好熟悉的聲音。洛子宴扭過頭,看見宋心心和南宮燕兩人正站在身後。兩人已長成亭亭玉立的大姑娘了,洛子宴差點沒認出來,他訕訕一笑,道:“我來找我師傅,對了,你們知道他在哪嗎?”

宋心心道:“這....說來話就長了,不然這樣罷,你去我師傅那,讓他跟你說。”

兩人不由分說,拉著他就走。

梅園他還是第一次來。院子打掃得幹幹凈凈的,院子邊上種了棵梅樹,只可惜現在還是光禿禿的,一點葉子都沒有。他們剛進門,梅林就迎出來了,手裏捧著一盤點心,粉粉嫩嫩的,看上去非常可口。

“子宴啊,都長這麽大了,來坐,吃梅花糕。”

梅林長得像一個慈祥的老父親,最擅長做各類五花八門的糕點,每每糕點一出鍋,引得隔壁院子的弟子都饞哭了。洛子宴內心感嘆,宋心心和南宮燕是真的幸福,每天好吃好喝供著,還不用被師傅趕下山去。

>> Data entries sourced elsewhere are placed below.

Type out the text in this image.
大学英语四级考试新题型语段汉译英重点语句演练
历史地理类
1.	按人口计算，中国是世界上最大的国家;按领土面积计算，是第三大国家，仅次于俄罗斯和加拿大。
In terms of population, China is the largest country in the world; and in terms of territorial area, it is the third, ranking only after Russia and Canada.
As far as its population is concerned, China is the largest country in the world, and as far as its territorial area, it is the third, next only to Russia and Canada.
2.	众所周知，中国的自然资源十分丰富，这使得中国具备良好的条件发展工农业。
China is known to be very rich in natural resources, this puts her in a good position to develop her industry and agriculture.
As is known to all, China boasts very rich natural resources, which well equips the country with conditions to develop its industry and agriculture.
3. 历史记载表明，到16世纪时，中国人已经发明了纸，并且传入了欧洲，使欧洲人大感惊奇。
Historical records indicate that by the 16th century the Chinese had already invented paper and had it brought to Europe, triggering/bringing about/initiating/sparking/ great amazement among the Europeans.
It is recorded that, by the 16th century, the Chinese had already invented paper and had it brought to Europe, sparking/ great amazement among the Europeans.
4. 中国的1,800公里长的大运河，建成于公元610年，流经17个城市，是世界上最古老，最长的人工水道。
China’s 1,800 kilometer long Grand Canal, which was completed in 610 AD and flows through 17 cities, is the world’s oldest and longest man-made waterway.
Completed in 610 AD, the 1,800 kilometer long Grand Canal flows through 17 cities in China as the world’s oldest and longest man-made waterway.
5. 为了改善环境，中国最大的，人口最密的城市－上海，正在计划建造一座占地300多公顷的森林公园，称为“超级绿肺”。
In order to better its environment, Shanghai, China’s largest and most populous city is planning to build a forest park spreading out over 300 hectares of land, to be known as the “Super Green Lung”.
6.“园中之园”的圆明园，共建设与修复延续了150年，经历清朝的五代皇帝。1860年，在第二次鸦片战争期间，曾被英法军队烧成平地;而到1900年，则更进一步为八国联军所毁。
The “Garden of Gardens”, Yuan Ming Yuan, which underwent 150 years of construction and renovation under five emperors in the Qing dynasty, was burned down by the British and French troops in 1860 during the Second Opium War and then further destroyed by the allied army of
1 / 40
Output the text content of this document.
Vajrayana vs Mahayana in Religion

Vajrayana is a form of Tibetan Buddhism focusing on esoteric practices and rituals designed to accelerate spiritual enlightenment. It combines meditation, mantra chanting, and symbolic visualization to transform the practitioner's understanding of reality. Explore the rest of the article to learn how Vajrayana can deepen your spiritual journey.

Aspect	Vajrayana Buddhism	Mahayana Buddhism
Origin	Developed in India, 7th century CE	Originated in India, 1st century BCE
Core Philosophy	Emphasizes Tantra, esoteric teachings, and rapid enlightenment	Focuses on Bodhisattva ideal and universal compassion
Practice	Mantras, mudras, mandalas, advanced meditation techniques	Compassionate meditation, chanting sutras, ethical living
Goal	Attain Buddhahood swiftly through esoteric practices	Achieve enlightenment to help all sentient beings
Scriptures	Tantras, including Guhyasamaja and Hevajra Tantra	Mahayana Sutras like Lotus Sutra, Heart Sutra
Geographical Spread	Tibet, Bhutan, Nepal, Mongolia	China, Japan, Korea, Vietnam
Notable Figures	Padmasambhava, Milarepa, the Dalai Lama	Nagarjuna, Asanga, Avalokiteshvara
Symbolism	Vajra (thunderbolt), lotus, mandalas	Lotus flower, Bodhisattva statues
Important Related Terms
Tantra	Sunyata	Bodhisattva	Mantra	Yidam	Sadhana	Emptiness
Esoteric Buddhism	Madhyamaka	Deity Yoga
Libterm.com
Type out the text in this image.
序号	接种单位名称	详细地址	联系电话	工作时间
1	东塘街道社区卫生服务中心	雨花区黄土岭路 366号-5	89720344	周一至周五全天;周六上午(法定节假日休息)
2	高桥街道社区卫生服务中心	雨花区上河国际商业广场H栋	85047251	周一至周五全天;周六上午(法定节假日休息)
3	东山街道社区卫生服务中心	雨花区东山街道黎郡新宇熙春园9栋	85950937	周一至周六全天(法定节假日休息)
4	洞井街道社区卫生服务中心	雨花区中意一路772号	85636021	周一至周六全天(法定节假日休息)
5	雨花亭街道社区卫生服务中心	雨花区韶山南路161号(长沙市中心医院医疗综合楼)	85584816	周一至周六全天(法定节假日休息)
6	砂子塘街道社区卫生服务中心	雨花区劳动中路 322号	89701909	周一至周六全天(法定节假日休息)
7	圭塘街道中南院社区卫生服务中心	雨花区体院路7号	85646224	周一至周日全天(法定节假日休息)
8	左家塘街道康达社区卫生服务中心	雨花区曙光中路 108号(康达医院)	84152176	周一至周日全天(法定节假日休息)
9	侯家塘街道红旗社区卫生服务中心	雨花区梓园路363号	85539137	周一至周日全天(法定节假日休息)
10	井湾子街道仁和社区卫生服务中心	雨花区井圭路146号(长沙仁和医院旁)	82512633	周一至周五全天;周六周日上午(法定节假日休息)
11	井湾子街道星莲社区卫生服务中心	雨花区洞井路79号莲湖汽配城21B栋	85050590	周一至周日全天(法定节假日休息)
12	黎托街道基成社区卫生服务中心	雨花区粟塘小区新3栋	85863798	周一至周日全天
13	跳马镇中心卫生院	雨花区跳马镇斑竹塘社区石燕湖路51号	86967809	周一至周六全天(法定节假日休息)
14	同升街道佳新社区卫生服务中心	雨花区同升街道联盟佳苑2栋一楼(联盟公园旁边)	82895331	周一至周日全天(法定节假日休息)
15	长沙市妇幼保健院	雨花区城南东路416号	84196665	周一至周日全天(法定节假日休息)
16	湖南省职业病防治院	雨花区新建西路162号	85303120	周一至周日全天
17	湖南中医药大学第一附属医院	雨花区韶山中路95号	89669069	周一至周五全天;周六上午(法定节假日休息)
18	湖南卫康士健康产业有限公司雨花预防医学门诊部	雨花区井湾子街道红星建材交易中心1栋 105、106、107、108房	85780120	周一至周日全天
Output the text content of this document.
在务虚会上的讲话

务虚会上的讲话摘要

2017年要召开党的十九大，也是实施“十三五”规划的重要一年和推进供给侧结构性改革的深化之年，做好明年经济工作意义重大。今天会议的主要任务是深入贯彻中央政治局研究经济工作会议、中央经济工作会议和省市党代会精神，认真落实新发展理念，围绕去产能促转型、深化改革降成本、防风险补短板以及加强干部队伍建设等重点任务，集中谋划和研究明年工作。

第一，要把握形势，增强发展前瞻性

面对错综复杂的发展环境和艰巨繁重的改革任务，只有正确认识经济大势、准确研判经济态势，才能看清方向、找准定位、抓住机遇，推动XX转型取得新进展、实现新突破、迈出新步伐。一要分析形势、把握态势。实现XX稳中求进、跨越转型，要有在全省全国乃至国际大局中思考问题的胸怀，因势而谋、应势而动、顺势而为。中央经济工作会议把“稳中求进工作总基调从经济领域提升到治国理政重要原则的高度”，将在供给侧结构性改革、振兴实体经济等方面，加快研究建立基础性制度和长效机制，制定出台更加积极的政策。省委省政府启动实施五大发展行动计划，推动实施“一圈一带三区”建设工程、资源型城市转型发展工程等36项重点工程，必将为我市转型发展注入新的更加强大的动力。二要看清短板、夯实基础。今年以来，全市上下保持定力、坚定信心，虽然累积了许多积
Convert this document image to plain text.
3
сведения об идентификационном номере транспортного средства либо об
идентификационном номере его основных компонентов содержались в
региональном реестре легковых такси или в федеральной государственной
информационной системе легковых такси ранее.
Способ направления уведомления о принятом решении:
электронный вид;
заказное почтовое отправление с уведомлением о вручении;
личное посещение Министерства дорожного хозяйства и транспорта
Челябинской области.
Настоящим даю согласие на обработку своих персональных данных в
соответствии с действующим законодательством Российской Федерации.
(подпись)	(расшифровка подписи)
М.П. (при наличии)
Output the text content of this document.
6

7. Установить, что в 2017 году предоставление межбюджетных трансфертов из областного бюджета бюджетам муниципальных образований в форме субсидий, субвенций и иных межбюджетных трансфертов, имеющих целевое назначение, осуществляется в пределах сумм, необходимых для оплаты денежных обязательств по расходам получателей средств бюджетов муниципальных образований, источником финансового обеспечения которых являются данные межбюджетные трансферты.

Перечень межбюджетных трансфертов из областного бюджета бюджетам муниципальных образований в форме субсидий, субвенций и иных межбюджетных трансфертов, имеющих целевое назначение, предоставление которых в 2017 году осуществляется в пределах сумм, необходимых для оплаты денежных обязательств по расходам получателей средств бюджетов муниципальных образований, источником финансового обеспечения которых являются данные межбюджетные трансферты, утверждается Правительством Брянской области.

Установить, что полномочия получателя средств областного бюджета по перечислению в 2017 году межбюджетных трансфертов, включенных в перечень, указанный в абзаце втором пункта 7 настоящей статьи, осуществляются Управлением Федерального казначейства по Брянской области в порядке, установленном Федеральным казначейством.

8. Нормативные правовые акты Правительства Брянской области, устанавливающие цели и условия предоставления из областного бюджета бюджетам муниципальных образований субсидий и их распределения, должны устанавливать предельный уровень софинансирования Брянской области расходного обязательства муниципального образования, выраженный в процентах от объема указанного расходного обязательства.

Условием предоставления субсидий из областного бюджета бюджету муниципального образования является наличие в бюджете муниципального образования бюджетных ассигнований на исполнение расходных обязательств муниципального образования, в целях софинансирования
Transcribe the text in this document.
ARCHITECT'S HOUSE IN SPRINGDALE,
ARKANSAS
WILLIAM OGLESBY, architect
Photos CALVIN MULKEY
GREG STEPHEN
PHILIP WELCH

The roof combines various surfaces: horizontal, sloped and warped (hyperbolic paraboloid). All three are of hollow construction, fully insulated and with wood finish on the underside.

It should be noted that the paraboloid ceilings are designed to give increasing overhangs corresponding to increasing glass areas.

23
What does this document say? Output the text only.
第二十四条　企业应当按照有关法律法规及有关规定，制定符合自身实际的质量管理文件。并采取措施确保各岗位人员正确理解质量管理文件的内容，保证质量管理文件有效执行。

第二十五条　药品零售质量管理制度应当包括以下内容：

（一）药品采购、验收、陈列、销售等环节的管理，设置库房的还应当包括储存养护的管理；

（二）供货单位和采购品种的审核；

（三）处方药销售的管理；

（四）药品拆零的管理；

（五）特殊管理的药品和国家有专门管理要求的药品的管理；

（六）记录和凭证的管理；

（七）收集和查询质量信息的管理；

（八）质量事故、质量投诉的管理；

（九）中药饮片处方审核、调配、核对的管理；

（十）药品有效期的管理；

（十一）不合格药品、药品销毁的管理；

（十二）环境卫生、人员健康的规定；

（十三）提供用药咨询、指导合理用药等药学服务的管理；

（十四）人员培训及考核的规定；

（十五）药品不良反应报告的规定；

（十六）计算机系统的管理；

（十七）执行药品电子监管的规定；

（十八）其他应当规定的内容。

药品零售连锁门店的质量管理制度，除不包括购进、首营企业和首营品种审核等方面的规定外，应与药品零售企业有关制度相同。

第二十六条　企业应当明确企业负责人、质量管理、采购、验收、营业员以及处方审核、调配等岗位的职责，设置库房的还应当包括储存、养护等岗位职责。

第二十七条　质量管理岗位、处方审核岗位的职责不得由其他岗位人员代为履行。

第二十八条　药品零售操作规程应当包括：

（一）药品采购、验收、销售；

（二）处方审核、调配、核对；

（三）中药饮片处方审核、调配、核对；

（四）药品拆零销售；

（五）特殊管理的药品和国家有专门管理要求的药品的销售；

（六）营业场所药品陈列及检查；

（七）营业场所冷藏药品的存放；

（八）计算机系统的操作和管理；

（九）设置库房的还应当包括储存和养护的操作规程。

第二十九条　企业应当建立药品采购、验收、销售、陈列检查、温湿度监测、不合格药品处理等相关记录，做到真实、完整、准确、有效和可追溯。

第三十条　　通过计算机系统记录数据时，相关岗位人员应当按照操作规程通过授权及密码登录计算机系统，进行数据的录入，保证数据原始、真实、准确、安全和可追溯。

洛子宴拿起一塊梅花糕,看了看,果真有梅花在裏面,相當神奇。

“師伯,現下又沒有梅花,你怎麽做出來的梅花糕?”

梅林笑了笑道:“沒跟你說是今年的梅花呀,那是去年的梅花,我曬幹的。”

洛子宴了然一笑,拿起一塊放進嘴裏,入口即化,相當香滑細膩。

梅林指著兩弟子問:“你們兩個,別光顧著吃,快說說今天考得怎麽樣了?”

宋心心狡黠地朝南宮燕使了個眼色,南宮燕會意一笑,道:“師傅!我跟心兒這不是不想下山嘛,我們下山了留下你一個老人家,你不會覺得孤單嗎?”

梅林翻了一個白眼,道:“不要說得那麽好聽啊,別以為我不知道你倆,就愛在這蹭吃蹭喝的。年紀大了,該下山嫁人去了!”

說到這,兩人急了,忙去拉著梅林的手臂,撒嬌道:“嫁人有什麽好的,我們才不嫁呢,我們要一輩子在山上陪著師傅!”

“好好好,不嫁不嫁。”梅林實在拿她們沒轍。

洛子宴在一旁看得心酸。看他們嬉笑怒罵熱熱鬧鬧的,自己的師傅卻還不知在哪。這般想著,愈發的難受,終於忍不住問道:“師伯,你....可知道我師傅在哪?”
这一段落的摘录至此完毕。